Pero un aspecto realmente magnético de los perfumes vintage es su textura especial. Eso sí que es difícil de encontrar en un perfume moderno. La textura de un buen perfume antiguo no sólo se caracteriza por desvelarse entre complejas capas de perfume sino también por ser tan contrastada e intrincada como el propio olor. La calidez empolvada y animalística tan característica complementada por ese algo mantecoso, o el acabado aterciopelado o el efecto licoroso fino, la efervescencia floral…son detalles que hacen que los perfumes sean más difíciles de describir porque te recreas en la sensación misma del perfume, pero también más difíciles de olvidar.

Dune (1991) de Dior, es quizás uno de los mejores perfumes modernos que retomando la tradición de enfrentar notas más contrastadas por su aroma recrea aspectos de la tintura de ámbar gris y finalmente consigue una textura elaborada. Lo más interesante es que todo esto lo hace valiéndose de la técnica de la sobredosis para crear un bloque de perfume, es decir, un perfume moderno que en vez de ir revelando sus notas poco a poco presenta de inmediato su carácter. A su vez, la estructura de Dune ha servido de modelo para otros perfumes como Allure de Chanel o Roma y Venezia de Laura Biagiotti o incluso de forma más conceptual para el Marine Noir de Phaedon. Pero la gran fortaleza de Dune es que además transmite algo más que buen olor, una sensación que es contemplativa a la vez que vibrante, aspecto fascinante que a mí me hace pensar en el tempo del primer movimiento de la suite Scheherezade de Rimsky-Korsakov “El mar y el barco de Simbad”: largo e maestoso- allegro ma non troppo; consiguiendo de nuevo un efecto característico y apreciado en los perfumes vintages: dramatismo.

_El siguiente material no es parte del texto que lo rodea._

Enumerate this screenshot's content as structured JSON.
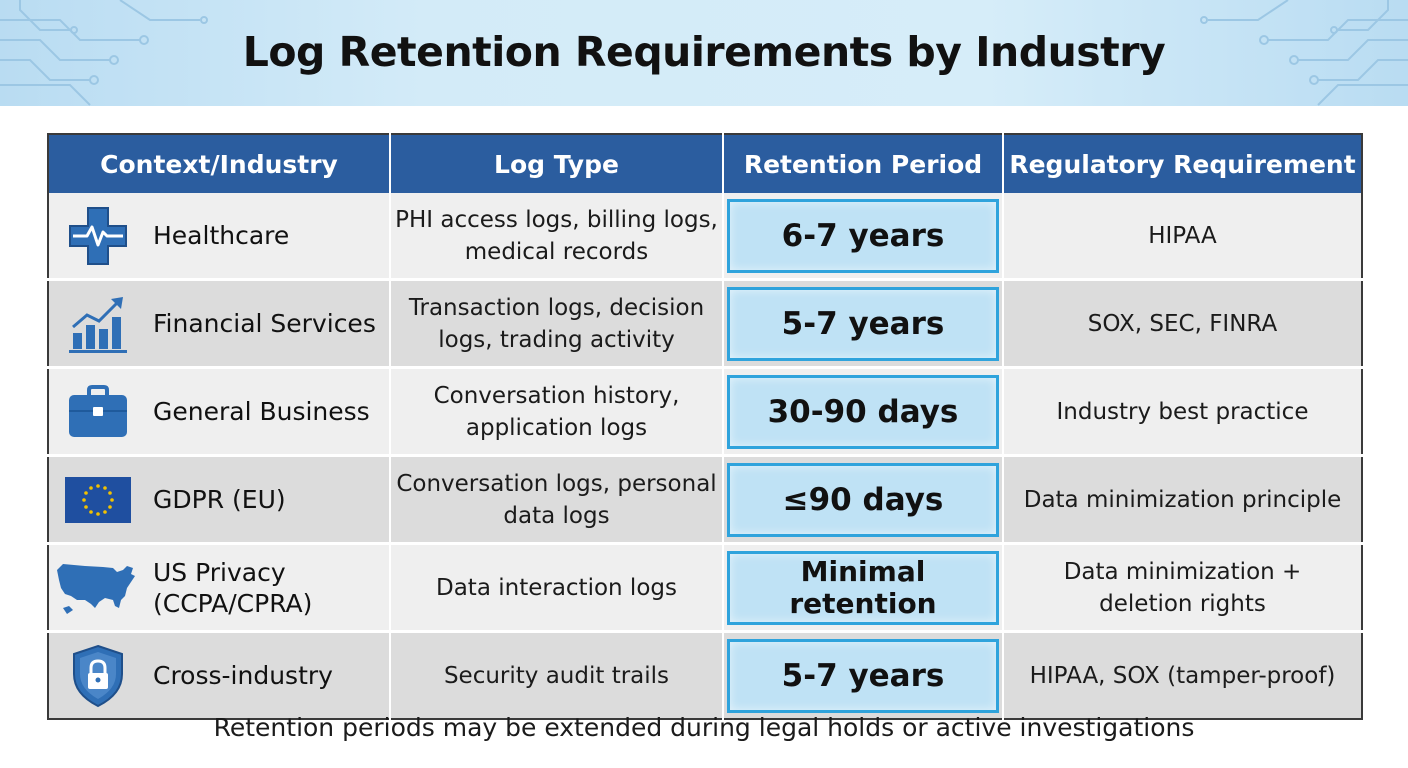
{
  "title": "Log Retention Requirements by Industry",
  "colors": {
    "header_bg": "#2b5d9f",
    "retention_bg": "#bfe2f5",
    "retention_border": "#2fa3dc",
    "icon_blue": "#2f6fb6",
    "row_light": "#efefef",
    "row_dark": "#dcdcdc"
  },
  "table": {
    "headers": [
      "Context/Industry",
      "Log Type",
      "Retention Period",
      "Regulatory Requirement"
    ],
    "rows": [
      {
        "icon": "medical-cross-icon",
        "industry": "Healthcare",
        "log_type": "PHI access logs, billing logs, medical records",
        "retention": "6-7 years",
        "requirement": "HIPAA"
      },
      {
        "icon": "growth-chart-icon",
        "industry": "Financial Services",
        "log_type": "Transaction logs, decision logs, trading activity",
        "retention": "5-7 years",
        "requirement": "SOX, SEC, FINRA"
      },
      {
        "icon": "briefcase-icon",
        "industry": "General Business",
        "log_type": "Conversation history, application logs",
        "retention": "30-90 days",
        "requirement": "Industry best practice"
      },
      {
        "icon": "eu-flag-icon",
        "industry": "GDPR (EU)",
        "log_type": "Conversation logs, personal data logs",
        "retention": "≤90 days",
        "requirement": "Data minimization principle"
      },
      {
        "icon": "us-map-icon",
        "industry": "US Privacy (CCPA/CPRA)",
        "log_type": "Data interaction logs",
        "retention": "Minimal retention",
        "requirement": "Data minimization + deletion rights"
      },
      {
        "icon": "shield-lock-icon",
        "industry": "Cross-industry",
        "log_type": "Security audit trails",
        "retention": "5-7 years",
        "requirement": "HIPAA, SOX (tamper-proof)"
      }
    ]
  },
  "footer": "Retention periods may be extended during legal holds or active investigations"
}
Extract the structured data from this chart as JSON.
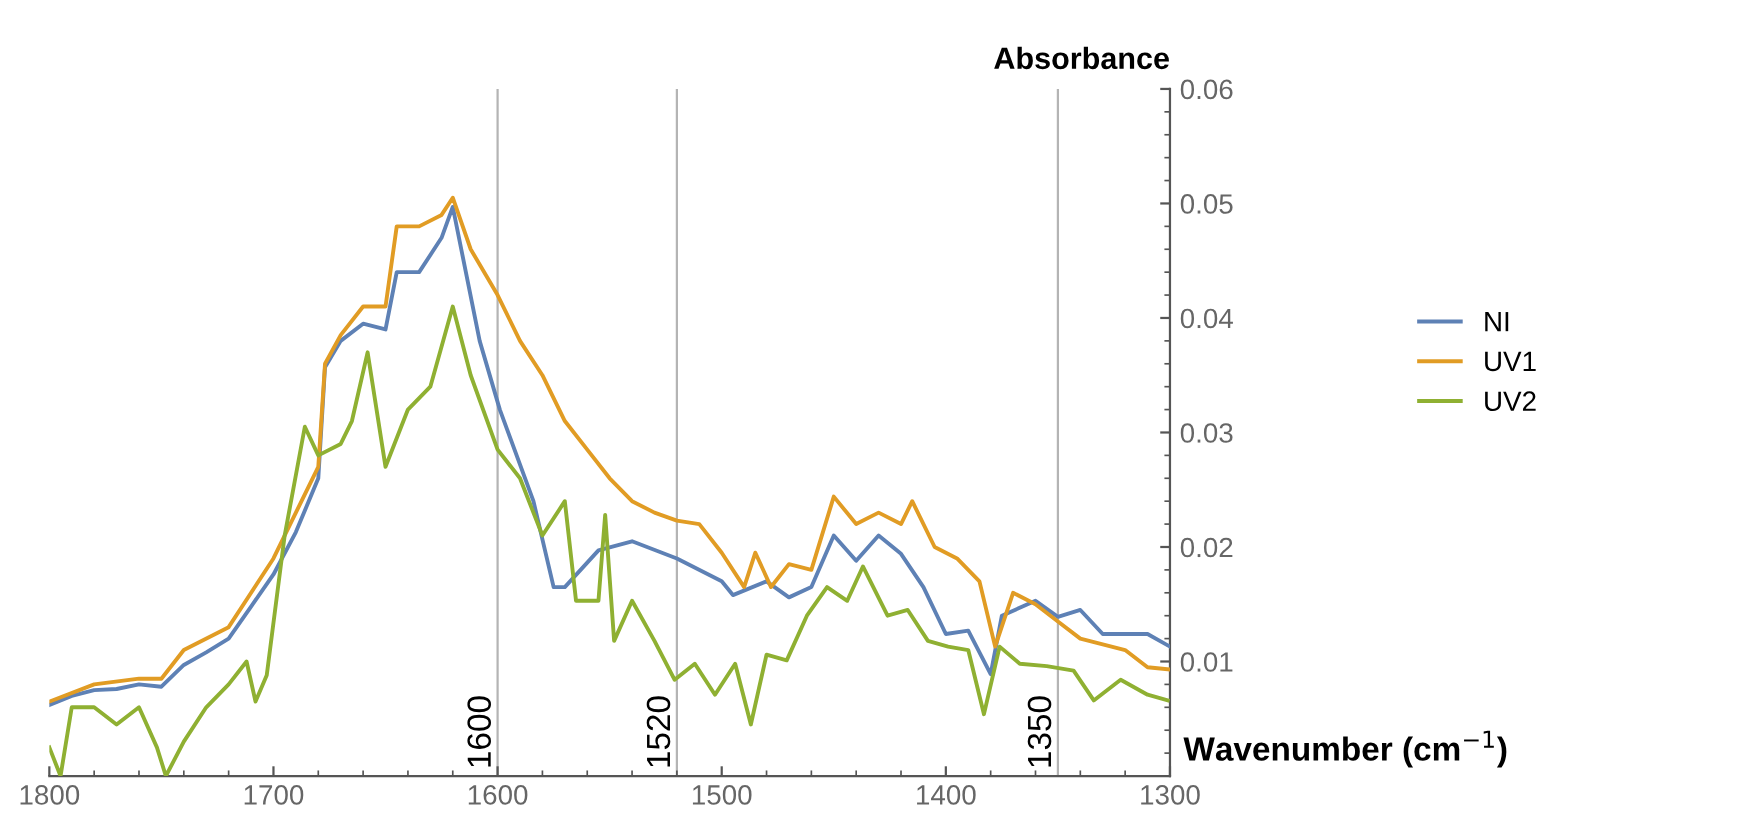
{
  "chart_data": {
    "type": "line",
    "xlabel": "Wavenumber (cm$^{−1}$)",
    "ylabel": "Absorbance",
    "xlim": [
      1800,
      1300
    ],
    "ylim": [
      0,
      0.06
    ],
    "xticks": [
      1800,
      1700,
      1600,
      1500,
      1400,
      1300
    ],
    "yticks": [
      0.01,
      0.02,
      0.03,
      0.04,
      0.05,
      0.06
    ],
    "grid": false,
    "legend": "right",
    "line_style": "solid",
    "marker": "none",
    "ref_lines": [
      {
        "axis": "x",
        "value": 1600,
        "label": "1600",
        "color": "#b4b4b4"
      },
      {
        "axis": "x",
        "value": 1520,
        "label": "1520",
        "color": "#b4b4b4"
      },
      {
        "axis": "x",
        "value": 1350,
        "label": "1350",
        "color": "#b4b4b4"
      }
    ],
    "series": [
      {
        "name": "NI",
        "color": "#5e81b5",
        "x": [
          1800,
          1790,
          1780,
          1770,
          1760,
          1750,
          1740,
          1730,
          1720,
          1710,
          1700,
          1690,
          1680,
          1677,
          1670,
          1660,
          1650,
          1645,
          1635,
          1625,
          1620,
          1608,
          1599,
          1584,
          1575,
          1570,
          1555,
          1540,
          1520,
          1500,
          1495,
          1480,
          1470,
          1460,
          1450,
          1440,
          1430,
          1420,
          1410,
          1400,
          1390,
          1380,
          1375,
          1360,
          1350,
          1340,
          1330,
          1310,
          1300
        ],
        "values": [
          0.0062,
          0.007,
          0.0075,
          0.0076,
          0.008,
          0.0078,
          0.0097,
          0.0108,
          0.012,
          0.0148,
          0.0176,
          0.0213,
          0.026,
          0.0357,
          0.038,
          0.0395,
          0.039,
          0.044,
          0.044,
          0.047,
          0.0497,
          0.038,
          0.032,
          0.024,
          0.0165,
          0.0165,
          0.0197,
          0.0205,
          0.019,
          0.017,
          0.0158,
          0.017,
          0.0156,
          0.0165,
          0.021,
          0.0188,
          0.021,
          0.0194,
          0.0165,
          0.0124,
          0.0127,
          0.0089,
          0.014,
          0.0153,
          0.0139,
          0.0145,
          0.0124,
          0.0124,
          0.0113
        ]
      },
      {
        "name": "UV1",
        "color": "#e19c24",
        "x": [
          1800,
          1780,
          1760,
          1750,
          1740,
          1720,
          1700,
          1690,
          1680,
          1677,
          1670,
          1660,
          1650,
          1645,
          1635,
          1625,
          1620,
          1612,
          1600,
          1590,
          1580,
          1570,
          1560,
          1550,
          1540,
          1530,
          1520,
          1510,
          1500,
          1490,
          1485,
          1478,
          1470,
          1460,
          1450,
          1440,
          1430,
          1420,
          1415,
          1405,
          1395,
          1385,
          1378,
          1370,
          1360,
          1350,
          1340,
          1320,
          1310,
          1300
        ],
        "values": [
          0.0065,
          0.008,
          0.0085,
          0.0085,
          0.011,
          0.013,
          0.019,
          0.023,
          0.027,
          0.036,
          0.0385,
          0.041,
          0.041,
          0.048,
          0.048,
          0.049,
          0.0505,
          0.046,
          0.042,
          0.038,
          0.035,
          0.031,
          0.0285,
          0.026,
          0.024,
          0.023,
          0.0223,
          0.022,
          0.0195,
          0.0165,
          0.0195,
          0.0165,
          0.0185,
          0.018,
          0.0244,
          0.022,
          0.023,
          0.022,
          0.024,
          0.02,
          0.019,
          0.017,
          0.0113,
          0.016,
          0.015,
          0.0135,
          0.012,
          0.011,
          0.0095,
          0.0093
        ]
      },
      {
        "name": "UV2",
        "color": "#8fb032",
        "x": [
          1800,
          1795,
          1790,
          1780,
          1770,
          1760,
          1752,
          1748,
          1740,
          1730,
          1720,
          1712,
          1708,
          1703,
          1695,
          1686,
          1680,
          1670,
          1665,
          1658,
          1650,
          1640,
          1630,
          1620,
          1612,
          1600,
          1590,
          1580,
          1570,
          1565,
          1555,
          1552,
          1548,
          1540,
          1530,
          1521,
          1512,
          1503,
          1494,
          1487,
          1480,
          1471,
          1462,
          1453,
          1444,
          1437,
          1426,
          1417,
          1408,
          1399,
          1390,
          1383,
          1376,
          1367,
          1355,
          1343,
          1334,
          1322,
          1310,
          1301
        ],
        "values": [
          0.0025,
          0.0,
          0.006,
          0.006,
          0.0045,
          0.006,
          0.0025,
          0.0,
          0.003,
          0.006,
          0.008,
          0.01,
          0.0065,
          0.0088,
          0.021,
          0.0305,
          0.028,
          0.029,
          0.031,
          0.037,
          0.027,
          0.032,
          0.034,
          0.041,
          0.035,
          0.0285,
          0.026,
          0.021,
          0.024,
          0.0153,
          0.0153,
          0.0228,
          0.0118,
          0.0153,
          0.0118,
          0.0084,
          0.0098,
          0.0071,
          0.0098,
          0.0045,
          0.0106,
          0.0101,
          0.014,
          0.0165,
          0.0153,
          0.0183,
          0.014,
          0.0145,
          0.0118,
          0.0113,
          0.011,
          0.0054,
          0.0113,
          0.0098,
          0.0096,
          0.0092,
          0.0066,
          0.0084,
          0.0071,
          0.0066
        ]
      }
    ]
  }
}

Dune, cuando funciona bien en la piel, se percibe agreste y balsámico a la vez, con un olor que fluctúan entre los polvos de arroz y el musgo cristalino, entre lo avainillado y lo fenólico de las algas kombu con su recuerdo suave a regaliz, entre hierba fresca y rosas melosas con toques de fruta macerada en alcohol, algo similar al olor de las guindas en anís. Y finalmente algo que acentúa su carácter de rareza: aspectos de tintura de ámbar gris como el matiz de tabaco, la nota musgosa profunda o la cara más balsámica del sándalo. Todo bien conjugado, con gran armonía y fluidez de notas.

Como decía, fue construído con la técnica de la sobredosis. Entre los materiales de síntesis que se emplearon aquí en buena cantidad destacan Stemone para hacer notas de salida (usado para hacer notas verdes tipo hoja de tomate o de higuera) y Galaxolide para su base (nota de almizcle empolvado y afrutado). Pero también hay dos naturales muy importantes que definen en el corazón el carácter contrastado de Dune: genista y liatrix, ambas contribuyen a crear un perfil herbáceo y cumarinado, con acentos frescos y melosos por parte de la genista y matices más verdes y avainillados por parte de liatrix.

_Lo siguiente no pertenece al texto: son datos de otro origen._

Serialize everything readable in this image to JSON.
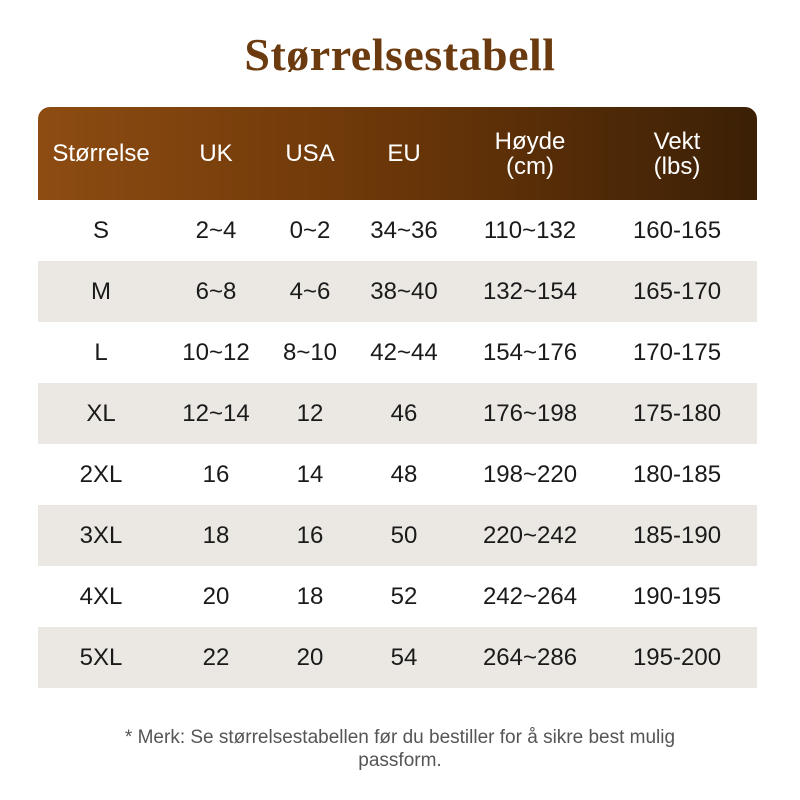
{
  "title": "Størrelsestabell",
  "table": {
    "header": [
      [
        "Størrelse"
      ],
      [
        "UK"
      ],
      [
        "USA"
      ],
      [
        "EU"
      ],
      [
        "Høyde",
        "(cm)"
      ],
      [
        "Vekt",
        "(lbs)"
      ]
    ],
    "rows": [
      [
        "S",
        "2~4",
        "0~2",
        "34~36",
        "110~132",
        "160-165"
      ],
      [
        "M",
        "6~8",
        "4~6",
        "38~40",
        "132~154",
        "165-170"
      ],
      [
        "L",
        "10~12",
        "8~10",
        "42~44",
        "154~176",
        "170-175"
      ],
      [
        "XL",
        "12~14",
        "12",
        "46",
        "176~198",
        "175-180"
      ],
      [
        "2XL",
        "16",
        "14",
        "48",
        "198~220",
        "180-185"
      ],
      [
        "3XL",
        "18",
        "16",
        "50",
        "220~242",
        "185-190"
      ],
      [
        "4XL",
        "20",
        "18",
        "52",
        "242~264",
        "190-195"
      ],
      [
        "5XL",
        "22",
        "20",
        "54",
        "264~286",
        "195-200"
      ]
    ]
  },
  "note": [
    "* Merk: Se størrelsestabellen før du bestiller for å sikre best mulig",
    "passform."
  ]
}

Dune, que actualmente sólo se comercializa en EdT, es una de esas genialidades a las que se les presta poca atención pero que tiene sus fieles seguidores. Su olor suave a la vez que penetrante es fácilmente reconocible y se percibe como algo muy relajante cuando tiene afinidad con la piel, pero también puede ser intrusivo si no se aplica con cuidado. Para quienes les gusten los olores marinos, el ámbar gris, el iris y las notas verdes aromáticas este es un perfume a probar.